La loi « Climat et résilience » à l’heure du bilan

6 mai 2026 Transition écologique et énergétique

Dans le cadre de la semaine de contrôle qui s’est tenue à l’Assemblée nationale du 28 au 30 avril, les députés ont effectué un bilan du texte « Climat et résilience », cinq ans après son adoption. Si des mesures ont marqué l’opinion publique, comme l’instauration des Zones à faibles Émissions (ZFE), du Zéro Artificialisation Nette (ZAN) ou de lutte contre les passoires thermiques, les parlementaires pointent une mise en œuvre lacunaire.

La note de l’Assemblée nationale consacrée au bilan de la loi « Climat et résilience » propose une évaluation de ce texte adopté le 22 août 2021. Cette loi s’inscrit dans le prolongement des travaux de la Convention citoyenne pour le climat et vise à réduire les émissions de gaz à effet de serre ainsi qu’à adapter le territoire et l’économie aux effets du changement climatique, à travers des mesures sectorielles touchant notamment le logement, les transports, la consommation et l’aménagement.
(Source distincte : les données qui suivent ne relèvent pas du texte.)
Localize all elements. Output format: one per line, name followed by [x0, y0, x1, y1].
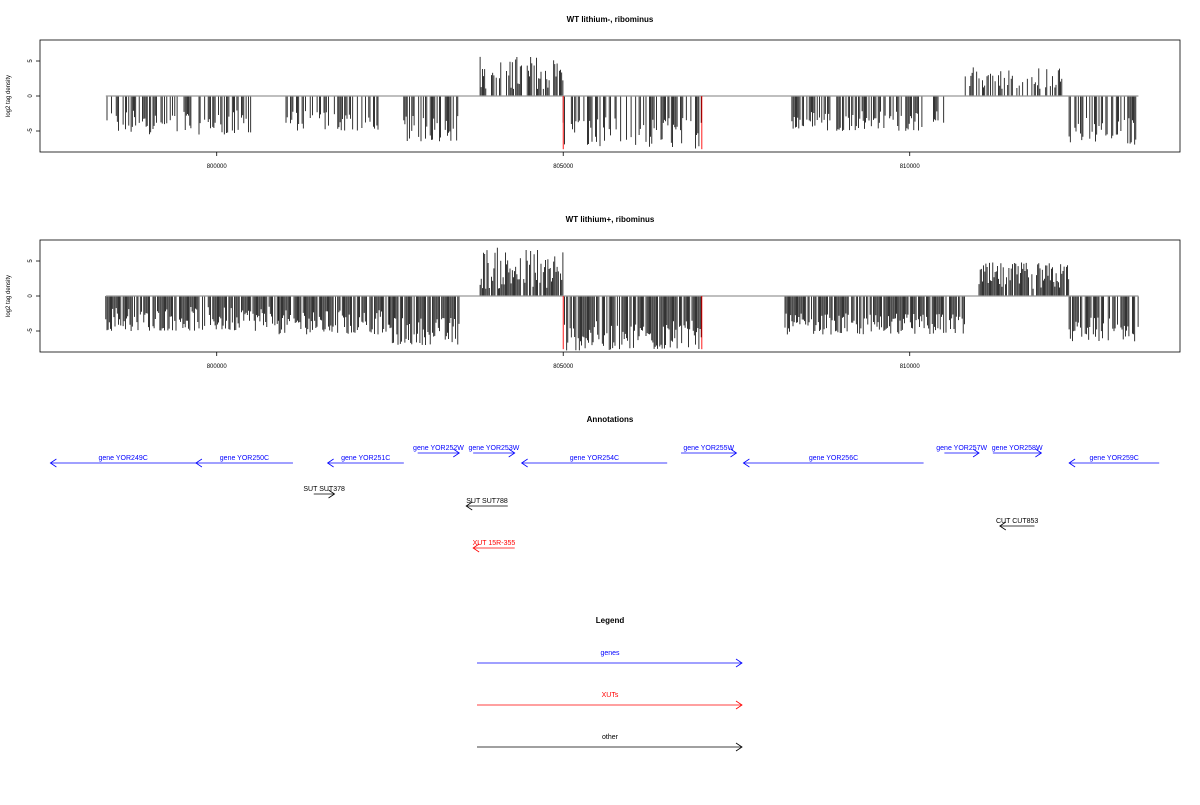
- y-tick-label: 5: [28, 259, 34, 263]
- legend-label: XUTs: [602, 692, 619, 699]
- feature-arrowhead: [999, 521, 1007, 531]
- legend-label: genes: [600, 650, 620, 657]
- coverage-bars: [105, 56, 1139, 149]
- x-axis: 800000 805000 810000: [207, 352, 921, 370]
- feature-arrowhead: [1035, 448, 1043, 458]
- x-axis: 800000 805000 810000: [207, 152, 921, 170]
- annotation-feature: gene YOR250C: [195, 455, 293, 468]
- x-tick-label: 810000: [900, 364, 921, 370]
- feature-label: XUT 15R-355: [473, 540, 516, 547]
- feature-label: gene YOR250C: [220, 455, 269, 462]
- feature-arrowhead: [520, 458, 528, 468]
- legend-arrowhead: [735, 700, 743, 710]
- legend-label: other: [602, 734, 619, 741]
- feature-arrowhead: [49, 458, 57, 468]
- x-tick-label: 800000: [207, 164, 228, 170]
- feature-arrowhead: [326, 458, 334, 468]
- y-tick-label: 5: [28, 59, 34, 63]
- legend: Legend genes XUTs other: [477, 616, 743, 752]
- feature-arrowhead: [195, 458, 203, 468]
- panel-title: WT lithium+, ribominus: [566, 215, 655, 224]
- y-tick-label: -5: [28, 128, 34, 134]
- panel-title: WT lithium-, ribominus: [567, 15, 654, 24]
- annotation-feature: SUT SUT788: [465, 498, 508, 511]
- y-axis-label: log2 tag density: [6, 275, 12, 317]
- feature-arrowhead: [1068, 458, 1076, 468]
- annotation-feature: SUT SUT378: [303, 486, 345, 499]
- highlight-lines: [562, 96, 703, 150]
- legend-item: genes: [477, 650, 743, 668]
- annotation-feature: CUT CUT853: [996, 518, 1038, 531]
- annotations-panel: Annotations gene YOR249C gene YOR250C gene…: [49, 415, 1160, 553]
- legend-item: other: [477, 734, 743, 752]
- feature-arrowhead: [730, 448, 738, 458]
- feature-arrowhead: [472, 543, 480, 553]
- legend-item: XUTs: [477, 692, 743, 710]
- x-tick-label: 805000: [553, 364, 574, 370]
- coverage-bars: [105, 247, 1139, 351]
- feature-arrowhead: [328, 489, 336, 499]
- x-tick-label: 805000: [553, 164, 574, 170]
- annotation-feature: gene YOR253W: [468, 445, 520, 458]
- annotation-feature: gene YOR258W: [992, 445, 1043, 458]
- annotation-tracks: gene YOR249C gene YOR250C gene YOR251C gene…: [49, 445, 1160, 553]
- feature-arrowhead: [972, 448, 980, 458]
- y-axis: -5 0 5: [28, 259, 40, 334]
- y-tick-label: 0: [28, 294, 34, 298]
- legend-arrowhead: [735, 742, 743, 752]
- feature-label: gene YOR259C: [1090, 455, 1139, 462]
- feature-label: SUT SUT378: [303, 486, 345, 493]
- feature-label: SUT SUT788: [466, 498, 508, 505]
- annotation-feature: gene YOR249C: [49, 455, 196, 468]
- feature-label: CUT CUT853: [996, 518, 1038, 525]
- feature-label: gene YOR254C: [570, 455, 619, 462]
- annotation-feature: gene YOR257W: [936, 445, 988, 458]
- feature-arrowhead: [453, 448, 460, 458]
- feature-label: gene YOR249C: [99, 455, 148, 462]
- feature-label: gene YOR255W: [683, 445, 734, 452]
- highlight-lines: [562, 296, 703, 350]
- y-axis-label: log2 tag density: [6, 75, 12, 117]
- legend-arrowhead: [735, 658, 743, 668]
- annotation-feature: XUT 15R-355: [472, 540, 516, 553]
- annotation-feature: gene YOR259C: [1068, 455, 1160, 468]
- annotation-feature: gene YOR255W: [681, 445, 738, 458]
- x-tick-label: 810000: [900, 164, 921, 170]
- annotation-feature: gene YOR254C: [520, 455, 668, 468]
- annotation-feature: gene YOR252W: [413, 445, 464, 458]
- y-tick-label: -5: [28, 328, 34, 334]
- feature-label: gene YOR256C: [809, 455, 858, 462]
- panel-lithium-minus: WT lithium-, ribominus log2 tag density …: [6, 15, 1181, 170]
- feature-label: gene YOR253W: [468, 445, 519, 452]
- panel-lithium-plus: WT lithium+, ribominus log2 tag density …: [6, 215, 1181, 370]
- annotations-title: Annotations: [587, 415, 634, 424]
- feature-label: gene YOR252W: [413, 445, 464, 452]
- feature-label: gene YOR257W: [936, 445, 987, 452]
- y-tick-label: 0: [28, 94, 34, 98]
- y-axis: -5 0 5: [28, 59, 40, 134]
- feature-label: gene YOR251C: [341, 455, 390, 462]
- legend-items: genes XUTs other: [477, 650, 743, 752]
- feature-arrowhead: [508, 448, 516, 458]
- feature-label: gene YOR258W: [992, 445, 1043, 452]
- annotation-feature: gene YOR256C: [742, 455, 924, 468]
- feature-arrowhead: [465, 501, 473, 511]
- feature-arrowhead: [742, 458, 750, 468]
- x-tick-label: 800000: [207, 364, 228, 370]
- legend-title: Legend: [596, 616, 625, 625]
- annotation-feature: gene YOR251C: [326, 455, 404, 468]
Le bilan présenté met en évidence une mise en œuvre partielle des dispositions adoptées. Certaines mesures ont donné lieu à des applications concrètes, notamment dans le domaine de la performance énergétique des logements, avec l’instauration progressive de restrictions visant les logements les plus énergivores. Des instruments de planification ont également été mobilisés pour encadrer l’artificialisation des sols, et des dispositifs tels que les zones à faibles émissions ont été déployés dans plusieurs agglomérations. D’autres mesures concernent l’encadrement de certaines pratiques publicitaires ou des évolutions en matière d’information des consommateurs.

Toutefois, la note identifie plusieurs domaines dans lesquels les objectifs initiaux ont été atténués ou leur mise en œuvre retardée. En matière de lutte contre l’artificialisation des sols, les modalités d’application ont fait l’objet d’ajustements, notamment pour tenir compte des contraintes des collectivités territoriales, ce qui a pu conduire à un assouplissement des trajectoires initialement envisagées. Dans le secteur de la rénovation énergétique, des difficultés opérationnelles et des contraintes financières ont limité le rythme des transformations attendues. S’agissant des mobilités, le déploiement des zones à faibles émissions a rencontré des obstacles liés à leur acceptabilité sociale et à leur mise en œuvre technique, conduisant à des calendriers différés ou à des adaptations locales. Enfin, certaines propositions initiales relatives à la régulation de la publicité ou à la transformation des modes de consommation ont été retenues dans des versions moins contraignantes que celles envisagées à l’origine.

La note souligne également un écart entre les objectifs fixés et les effets observés, en particulier au regard des engagements climatiques de la France à moyen terme. Cet écart est en partie attribué à la nature de certains dispositifs, qui reposent sur des mécanismes incitatifs ou expérimentaux, ainsi qu’à des délais dans la publication des textes d’application.

Les enjeux de gouvernance constituent un autre point d’attention. La mise en œuvre de la loi implique une coordination entre l’État et les collectivités territoriales, avec des responsabilités partagées qui peuvent affecter la cohérence et la rapidité d’exécution. La lisibilité des dispositifs et leur appropriation par les acteurs concernés sont également mentionnées comme des facteurs influençant leur efficacité.

S’agissant des perspectives, la note met en avant plusieurs orientations. Elle souligne la nécessité de renforcer l’effectivité des mesures, notamment en consolidant leur caractère contraignant lorsque cela est jugé nécessaire. L’amélioration des dispositifs de suivi et d’évaluation est également présentée comme un levier, afin de mesurer plus précisément les effets des politiques mises en œuvre. Par ailleurs, un renforcement de la coordination entre les niveaux d’action publique est envisagé, accompagné d’un soutien accru aux collectivités territoriales.

La note évoque enfin l’importance d’une meilleure intégration des objectifs climatiques dans l’ensemble des politiques publiques, ainsi que l’alignement des instruments économiques et fiscaux avec ces objectifs. L’accélération de la mise en œuvre des mesures existantes apparaît comme un enjeu central pour réduire l’écart entre les trajectoires actuelles et les engagements climatiques.

En conclusion, le bilan présenté fait état d’avancées effectives mais souligne des limites liées à la portée, au rythme et aux modalités de mise en œuvre des mesures adoptées. Les perspectives identifiées visent principalement à renforcer l’efficacité et la cohérence de l’action publique en matière climatique.